I'm going to a retreat in the South of France. A week to write, with no other obligations. And the story I will be writing is one that has been sitting in my brain, snuggled in that bump that sits just above my spine between my shoulder blades. Some days it feels so heavy I have a hard time holding my head up. This is a story that wants out.
This is a story that comes from the darkness of three years ago. A story of a woman who has it all. And loses it all. A story of the fall into darkness, the journey back to the light, the realization that home will never be the same, but it can still be home.
It is fiction. But it comes from truth. My truth.
I've been writing bits and pieces of this story for several years. It leaves me feeling drained when I'm done with a passage. I'm reliving my nightmare, to some extent. But it also feels like giving birth. The hardest work I've ever done, with a reward beyond compare at the end.
No book will ever compare to my children, but the process feels the same. So. I'm going away to a book birthing center. My due date is coming up and I'm getting uncomfortable carrying this baby around inside me.
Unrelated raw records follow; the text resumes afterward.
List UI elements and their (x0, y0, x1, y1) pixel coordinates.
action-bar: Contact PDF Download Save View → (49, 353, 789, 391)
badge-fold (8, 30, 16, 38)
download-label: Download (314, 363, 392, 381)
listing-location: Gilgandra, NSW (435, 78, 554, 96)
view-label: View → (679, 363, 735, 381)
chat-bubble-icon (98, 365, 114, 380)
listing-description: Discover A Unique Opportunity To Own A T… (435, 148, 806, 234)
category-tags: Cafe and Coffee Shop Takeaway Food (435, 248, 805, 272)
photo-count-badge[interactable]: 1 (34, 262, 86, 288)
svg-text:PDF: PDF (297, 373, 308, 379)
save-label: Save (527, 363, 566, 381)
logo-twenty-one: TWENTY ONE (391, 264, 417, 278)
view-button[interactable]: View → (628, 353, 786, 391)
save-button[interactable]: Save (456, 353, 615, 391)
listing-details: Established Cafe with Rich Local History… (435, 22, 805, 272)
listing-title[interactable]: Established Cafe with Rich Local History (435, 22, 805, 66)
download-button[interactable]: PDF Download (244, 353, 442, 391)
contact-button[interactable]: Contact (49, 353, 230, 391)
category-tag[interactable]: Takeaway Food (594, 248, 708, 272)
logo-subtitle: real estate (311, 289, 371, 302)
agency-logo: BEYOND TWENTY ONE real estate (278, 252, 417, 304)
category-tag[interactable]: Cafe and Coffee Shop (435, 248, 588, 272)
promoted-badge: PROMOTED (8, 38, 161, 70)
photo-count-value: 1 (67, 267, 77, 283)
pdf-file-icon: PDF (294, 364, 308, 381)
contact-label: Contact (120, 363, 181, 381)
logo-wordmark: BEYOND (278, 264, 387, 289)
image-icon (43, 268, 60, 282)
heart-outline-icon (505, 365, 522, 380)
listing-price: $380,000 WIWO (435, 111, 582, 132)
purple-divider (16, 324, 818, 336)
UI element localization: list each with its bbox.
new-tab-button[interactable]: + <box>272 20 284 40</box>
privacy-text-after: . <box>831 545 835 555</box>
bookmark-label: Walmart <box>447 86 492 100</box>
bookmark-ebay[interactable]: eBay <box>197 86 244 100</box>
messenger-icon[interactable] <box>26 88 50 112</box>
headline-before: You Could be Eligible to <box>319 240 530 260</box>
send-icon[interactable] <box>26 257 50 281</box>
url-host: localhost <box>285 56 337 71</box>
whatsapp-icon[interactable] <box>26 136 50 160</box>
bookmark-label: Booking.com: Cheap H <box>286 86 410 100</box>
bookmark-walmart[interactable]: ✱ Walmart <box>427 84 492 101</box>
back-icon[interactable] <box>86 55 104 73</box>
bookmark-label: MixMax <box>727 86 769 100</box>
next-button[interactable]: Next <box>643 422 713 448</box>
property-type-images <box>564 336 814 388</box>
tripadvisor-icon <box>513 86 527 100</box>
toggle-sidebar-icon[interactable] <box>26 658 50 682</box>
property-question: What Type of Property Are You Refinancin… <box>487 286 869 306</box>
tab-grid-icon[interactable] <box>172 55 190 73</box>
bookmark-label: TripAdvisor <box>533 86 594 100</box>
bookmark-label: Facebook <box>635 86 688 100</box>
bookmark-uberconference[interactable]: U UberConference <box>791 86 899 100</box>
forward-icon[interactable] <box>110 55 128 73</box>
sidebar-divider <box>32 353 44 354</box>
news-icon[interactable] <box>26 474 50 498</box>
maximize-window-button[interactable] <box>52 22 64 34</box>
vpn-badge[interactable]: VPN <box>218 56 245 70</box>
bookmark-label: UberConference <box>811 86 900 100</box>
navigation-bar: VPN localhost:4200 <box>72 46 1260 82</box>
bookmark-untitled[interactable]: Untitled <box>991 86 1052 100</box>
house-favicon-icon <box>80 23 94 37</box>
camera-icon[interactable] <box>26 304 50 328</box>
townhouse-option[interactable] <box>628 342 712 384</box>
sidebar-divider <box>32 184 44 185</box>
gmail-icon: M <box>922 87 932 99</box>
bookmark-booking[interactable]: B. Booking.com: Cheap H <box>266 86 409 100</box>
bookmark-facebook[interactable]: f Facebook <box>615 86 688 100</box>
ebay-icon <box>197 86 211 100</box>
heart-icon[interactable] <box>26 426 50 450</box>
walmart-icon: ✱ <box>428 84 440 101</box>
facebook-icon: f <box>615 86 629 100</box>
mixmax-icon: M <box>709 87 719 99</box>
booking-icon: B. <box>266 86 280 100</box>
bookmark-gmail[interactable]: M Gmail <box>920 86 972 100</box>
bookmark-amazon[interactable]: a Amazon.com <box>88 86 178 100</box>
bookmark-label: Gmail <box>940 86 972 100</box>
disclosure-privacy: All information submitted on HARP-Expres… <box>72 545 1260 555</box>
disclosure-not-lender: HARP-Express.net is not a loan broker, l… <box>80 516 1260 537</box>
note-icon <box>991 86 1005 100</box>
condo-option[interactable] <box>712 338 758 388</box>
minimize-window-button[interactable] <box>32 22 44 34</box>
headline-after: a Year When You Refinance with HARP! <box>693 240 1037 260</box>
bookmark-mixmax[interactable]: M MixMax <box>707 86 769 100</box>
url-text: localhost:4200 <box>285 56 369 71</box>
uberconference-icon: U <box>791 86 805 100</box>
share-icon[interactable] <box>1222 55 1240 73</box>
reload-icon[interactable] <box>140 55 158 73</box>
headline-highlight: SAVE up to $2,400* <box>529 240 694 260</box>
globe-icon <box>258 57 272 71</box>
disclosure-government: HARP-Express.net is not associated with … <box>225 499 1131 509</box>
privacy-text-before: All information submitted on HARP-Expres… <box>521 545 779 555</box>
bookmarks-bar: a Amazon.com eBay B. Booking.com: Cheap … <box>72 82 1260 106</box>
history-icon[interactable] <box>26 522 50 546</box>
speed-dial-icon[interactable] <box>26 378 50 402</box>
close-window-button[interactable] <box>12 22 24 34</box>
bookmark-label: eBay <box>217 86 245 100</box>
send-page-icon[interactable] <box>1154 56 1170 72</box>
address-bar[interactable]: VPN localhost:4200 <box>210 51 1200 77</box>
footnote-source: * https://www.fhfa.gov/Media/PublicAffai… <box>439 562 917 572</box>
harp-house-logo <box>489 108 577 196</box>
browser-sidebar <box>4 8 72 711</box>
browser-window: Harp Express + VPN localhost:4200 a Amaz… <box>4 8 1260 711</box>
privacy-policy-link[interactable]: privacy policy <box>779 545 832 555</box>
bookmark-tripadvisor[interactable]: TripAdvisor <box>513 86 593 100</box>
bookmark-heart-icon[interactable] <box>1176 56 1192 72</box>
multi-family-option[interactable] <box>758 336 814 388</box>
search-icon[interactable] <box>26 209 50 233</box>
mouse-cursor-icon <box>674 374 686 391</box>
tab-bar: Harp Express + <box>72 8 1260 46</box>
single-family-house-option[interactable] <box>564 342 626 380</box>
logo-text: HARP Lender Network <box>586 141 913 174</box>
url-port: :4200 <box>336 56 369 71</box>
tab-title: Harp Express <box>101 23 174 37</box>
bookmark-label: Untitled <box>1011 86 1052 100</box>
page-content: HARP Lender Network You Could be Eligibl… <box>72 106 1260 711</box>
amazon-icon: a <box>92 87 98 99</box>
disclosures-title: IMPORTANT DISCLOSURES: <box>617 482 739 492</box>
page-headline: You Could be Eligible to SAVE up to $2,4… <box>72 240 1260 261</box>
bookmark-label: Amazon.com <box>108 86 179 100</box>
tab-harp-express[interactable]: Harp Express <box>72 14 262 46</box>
Will the birth be hard? Undoubtably, in some ways. In others, I expect it to be simple.
What I expect to get from sitting in the sun, in a medieval inn in the South of France, with the support of other writers, is to come home with a new book baby. On paper. It will undoubtably need a lot of care and feeding, trips to the doctor/critique group and guidance before it is ready to go out into the world. But you know what? I'm on familiar ground with that.
So, in two weeks, I'll be flying in to Barcelona, taking a train to France, and finding my way to a town of about 50 people in the hills of Southern France. By myself. With a few words of spanish and french to my name.
Time to practice my breathing techniques.